The law says even an authorized person cannot charge any sum in excess of the ceiling for shore handling of cargo.On how this huge irregularity was allowed to pass under the nose of the Trustee Board of the KoPT, sources said many of those in the Trustee Board were the “agents” of the Ripley & Company.
Curiously, an international group ABG far efficient in handling such operations was literally forced out of Haldia with the help of Trinamool muscle men even as repeated complaints lodged with the State Government fell on deaf ears, allege HDC officials.The ABG group and the French HBT group left Haldia after their officials were abducted by the goons employed by a local Trinamool MP, locals allege. “The MP is hand-in-glove with the Ripley and the State Government,” said an HDC official, adding “These groups had better technology and cost-effecient handling capacity, making the entire exercise far cheaper.”

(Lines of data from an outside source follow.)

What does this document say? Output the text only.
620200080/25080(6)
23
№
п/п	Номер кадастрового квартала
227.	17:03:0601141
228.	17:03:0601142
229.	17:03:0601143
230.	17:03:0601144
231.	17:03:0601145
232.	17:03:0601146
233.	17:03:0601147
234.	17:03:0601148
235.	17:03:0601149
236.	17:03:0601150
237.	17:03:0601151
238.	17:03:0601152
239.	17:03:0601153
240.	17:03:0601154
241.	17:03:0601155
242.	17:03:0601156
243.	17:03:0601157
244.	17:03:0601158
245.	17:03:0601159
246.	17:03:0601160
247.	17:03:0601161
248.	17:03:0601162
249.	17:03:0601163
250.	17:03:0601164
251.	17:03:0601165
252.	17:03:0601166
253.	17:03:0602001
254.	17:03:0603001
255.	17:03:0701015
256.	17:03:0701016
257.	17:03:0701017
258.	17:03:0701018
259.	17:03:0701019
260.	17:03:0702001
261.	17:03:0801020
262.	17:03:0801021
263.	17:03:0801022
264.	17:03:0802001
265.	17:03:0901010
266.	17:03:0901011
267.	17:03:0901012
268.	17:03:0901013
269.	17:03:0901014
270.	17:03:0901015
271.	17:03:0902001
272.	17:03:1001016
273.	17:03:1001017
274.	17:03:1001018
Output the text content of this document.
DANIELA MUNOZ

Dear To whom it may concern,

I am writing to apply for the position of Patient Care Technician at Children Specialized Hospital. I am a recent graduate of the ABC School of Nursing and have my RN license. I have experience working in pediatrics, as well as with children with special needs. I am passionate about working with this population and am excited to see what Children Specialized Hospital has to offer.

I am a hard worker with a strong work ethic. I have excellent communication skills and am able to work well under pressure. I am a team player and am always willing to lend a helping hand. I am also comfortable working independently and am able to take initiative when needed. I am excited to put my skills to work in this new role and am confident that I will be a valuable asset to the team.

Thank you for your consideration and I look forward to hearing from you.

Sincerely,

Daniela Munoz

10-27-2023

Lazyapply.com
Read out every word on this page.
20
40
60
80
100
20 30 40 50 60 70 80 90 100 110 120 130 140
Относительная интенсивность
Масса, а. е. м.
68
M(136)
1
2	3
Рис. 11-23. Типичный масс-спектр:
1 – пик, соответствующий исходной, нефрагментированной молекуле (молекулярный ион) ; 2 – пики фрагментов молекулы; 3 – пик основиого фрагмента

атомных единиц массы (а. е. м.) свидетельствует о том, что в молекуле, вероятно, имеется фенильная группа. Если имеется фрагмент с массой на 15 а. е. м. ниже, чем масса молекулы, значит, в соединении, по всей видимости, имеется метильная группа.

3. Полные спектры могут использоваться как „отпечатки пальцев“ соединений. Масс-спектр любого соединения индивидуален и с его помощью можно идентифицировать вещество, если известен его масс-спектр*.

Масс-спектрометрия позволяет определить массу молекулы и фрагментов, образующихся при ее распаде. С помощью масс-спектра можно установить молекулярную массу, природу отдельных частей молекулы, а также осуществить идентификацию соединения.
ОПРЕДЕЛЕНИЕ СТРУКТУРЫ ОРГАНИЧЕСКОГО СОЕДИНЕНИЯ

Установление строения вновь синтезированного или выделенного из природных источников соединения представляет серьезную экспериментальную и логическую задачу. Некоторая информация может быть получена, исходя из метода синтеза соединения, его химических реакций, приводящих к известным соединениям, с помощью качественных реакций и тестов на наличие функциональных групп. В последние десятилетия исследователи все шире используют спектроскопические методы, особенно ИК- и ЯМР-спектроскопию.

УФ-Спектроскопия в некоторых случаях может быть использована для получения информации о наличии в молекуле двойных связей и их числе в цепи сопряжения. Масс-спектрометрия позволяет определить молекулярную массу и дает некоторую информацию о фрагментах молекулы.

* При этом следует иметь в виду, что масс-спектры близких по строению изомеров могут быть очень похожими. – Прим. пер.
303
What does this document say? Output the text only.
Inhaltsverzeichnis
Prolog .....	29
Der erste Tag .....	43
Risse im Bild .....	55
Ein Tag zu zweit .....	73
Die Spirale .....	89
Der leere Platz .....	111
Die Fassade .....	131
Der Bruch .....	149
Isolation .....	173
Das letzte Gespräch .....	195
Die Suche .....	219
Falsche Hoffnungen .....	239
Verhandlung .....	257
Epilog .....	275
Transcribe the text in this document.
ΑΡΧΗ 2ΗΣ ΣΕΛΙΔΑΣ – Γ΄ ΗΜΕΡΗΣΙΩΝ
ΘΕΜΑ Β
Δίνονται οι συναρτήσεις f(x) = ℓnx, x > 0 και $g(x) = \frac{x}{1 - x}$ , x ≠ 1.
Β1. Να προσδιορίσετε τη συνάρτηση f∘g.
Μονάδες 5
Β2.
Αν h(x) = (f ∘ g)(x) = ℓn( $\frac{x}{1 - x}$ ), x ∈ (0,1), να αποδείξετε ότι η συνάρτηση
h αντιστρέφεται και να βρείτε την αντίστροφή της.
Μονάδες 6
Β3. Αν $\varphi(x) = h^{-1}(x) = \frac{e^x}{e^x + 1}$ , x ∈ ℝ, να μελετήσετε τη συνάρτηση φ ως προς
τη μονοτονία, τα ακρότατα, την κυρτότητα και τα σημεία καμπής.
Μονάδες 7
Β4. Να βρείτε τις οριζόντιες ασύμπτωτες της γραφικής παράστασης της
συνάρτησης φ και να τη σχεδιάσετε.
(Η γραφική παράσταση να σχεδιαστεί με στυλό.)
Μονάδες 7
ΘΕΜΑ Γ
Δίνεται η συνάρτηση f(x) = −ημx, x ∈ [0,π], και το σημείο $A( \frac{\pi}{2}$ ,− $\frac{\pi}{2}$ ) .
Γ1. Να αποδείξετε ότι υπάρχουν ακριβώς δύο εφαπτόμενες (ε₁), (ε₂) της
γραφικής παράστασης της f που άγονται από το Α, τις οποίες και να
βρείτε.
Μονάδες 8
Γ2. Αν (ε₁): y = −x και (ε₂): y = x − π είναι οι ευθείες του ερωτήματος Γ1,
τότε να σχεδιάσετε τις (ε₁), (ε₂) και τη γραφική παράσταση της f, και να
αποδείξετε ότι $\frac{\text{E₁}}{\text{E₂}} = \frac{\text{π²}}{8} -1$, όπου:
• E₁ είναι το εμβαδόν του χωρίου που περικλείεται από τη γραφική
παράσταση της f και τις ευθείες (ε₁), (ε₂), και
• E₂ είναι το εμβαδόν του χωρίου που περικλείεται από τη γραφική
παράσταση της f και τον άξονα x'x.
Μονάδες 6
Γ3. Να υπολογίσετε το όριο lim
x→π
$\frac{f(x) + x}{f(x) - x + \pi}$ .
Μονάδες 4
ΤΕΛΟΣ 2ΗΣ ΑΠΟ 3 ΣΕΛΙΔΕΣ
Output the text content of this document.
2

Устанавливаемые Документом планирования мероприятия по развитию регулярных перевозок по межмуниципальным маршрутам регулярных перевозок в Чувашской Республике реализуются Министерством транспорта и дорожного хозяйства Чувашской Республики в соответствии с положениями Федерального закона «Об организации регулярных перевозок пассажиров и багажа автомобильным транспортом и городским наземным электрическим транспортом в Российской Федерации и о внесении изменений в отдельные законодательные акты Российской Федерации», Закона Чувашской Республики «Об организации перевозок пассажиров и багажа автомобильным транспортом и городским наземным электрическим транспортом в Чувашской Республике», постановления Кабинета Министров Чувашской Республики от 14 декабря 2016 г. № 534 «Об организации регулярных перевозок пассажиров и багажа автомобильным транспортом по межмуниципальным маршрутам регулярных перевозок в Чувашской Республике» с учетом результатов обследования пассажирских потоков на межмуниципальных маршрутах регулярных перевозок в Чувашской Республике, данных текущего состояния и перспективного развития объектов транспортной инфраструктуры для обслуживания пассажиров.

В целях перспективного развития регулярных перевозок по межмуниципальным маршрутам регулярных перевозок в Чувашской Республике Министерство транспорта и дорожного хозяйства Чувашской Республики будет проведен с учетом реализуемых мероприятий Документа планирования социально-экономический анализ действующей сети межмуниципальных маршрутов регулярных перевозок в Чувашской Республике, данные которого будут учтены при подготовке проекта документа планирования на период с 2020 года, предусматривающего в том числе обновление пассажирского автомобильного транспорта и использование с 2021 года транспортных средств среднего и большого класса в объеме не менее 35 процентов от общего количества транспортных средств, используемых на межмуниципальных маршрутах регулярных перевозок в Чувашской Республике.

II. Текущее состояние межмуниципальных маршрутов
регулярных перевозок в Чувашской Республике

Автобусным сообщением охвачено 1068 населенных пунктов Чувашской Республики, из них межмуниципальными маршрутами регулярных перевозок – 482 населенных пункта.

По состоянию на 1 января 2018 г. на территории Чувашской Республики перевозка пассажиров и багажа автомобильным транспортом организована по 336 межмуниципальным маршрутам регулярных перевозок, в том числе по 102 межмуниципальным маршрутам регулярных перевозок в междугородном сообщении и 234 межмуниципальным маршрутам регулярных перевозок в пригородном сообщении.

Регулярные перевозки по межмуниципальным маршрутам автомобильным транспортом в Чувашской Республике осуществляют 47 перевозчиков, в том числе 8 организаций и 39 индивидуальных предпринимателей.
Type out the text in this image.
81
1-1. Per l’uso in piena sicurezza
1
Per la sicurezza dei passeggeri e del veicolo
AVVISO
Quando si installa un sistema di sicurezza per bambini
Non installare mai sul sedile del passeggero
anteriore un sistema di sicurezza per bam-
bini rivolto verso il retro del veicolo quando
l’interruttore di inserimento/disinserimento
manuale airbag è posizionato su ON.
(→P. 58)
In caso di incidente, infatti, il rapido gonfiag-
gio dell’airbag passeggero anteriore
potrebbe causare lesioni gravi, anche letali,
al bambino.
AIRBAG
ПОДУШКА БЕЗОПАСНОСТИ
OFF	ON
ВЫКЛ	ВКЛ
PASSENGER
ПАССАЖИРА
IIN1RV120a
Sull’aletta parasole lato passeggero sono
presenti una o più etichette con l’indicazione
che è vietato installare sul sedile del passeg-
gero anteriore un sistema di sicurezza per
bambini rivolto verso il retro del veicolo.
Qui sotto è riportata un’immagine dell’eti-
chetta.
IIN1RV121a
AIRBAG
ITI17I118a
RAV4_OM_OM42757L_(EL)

While the other groups were charging Rs26 per metric tonne of shore handling of cargo, Ripley and Company realises Rs300, thereby duping its clients of a straight Rs274 per MT, say insiders, adding the impact of such a huge difference in cost has been falling on the cargo like the Indonesian coal, steel and other construction materials.
“Companies like CESC, Tatas are affected by this anomaly,” alleged Burman, adding “If the cargo handling cost of coal imported for power plant is reduced to the earlier levels, then naturally the power cost will come down.” He added how the common man is being affected by the “dadagiri-induced-scam aided by the ruling parties of Bengal and those who were in power in the Centre for the past so many years.”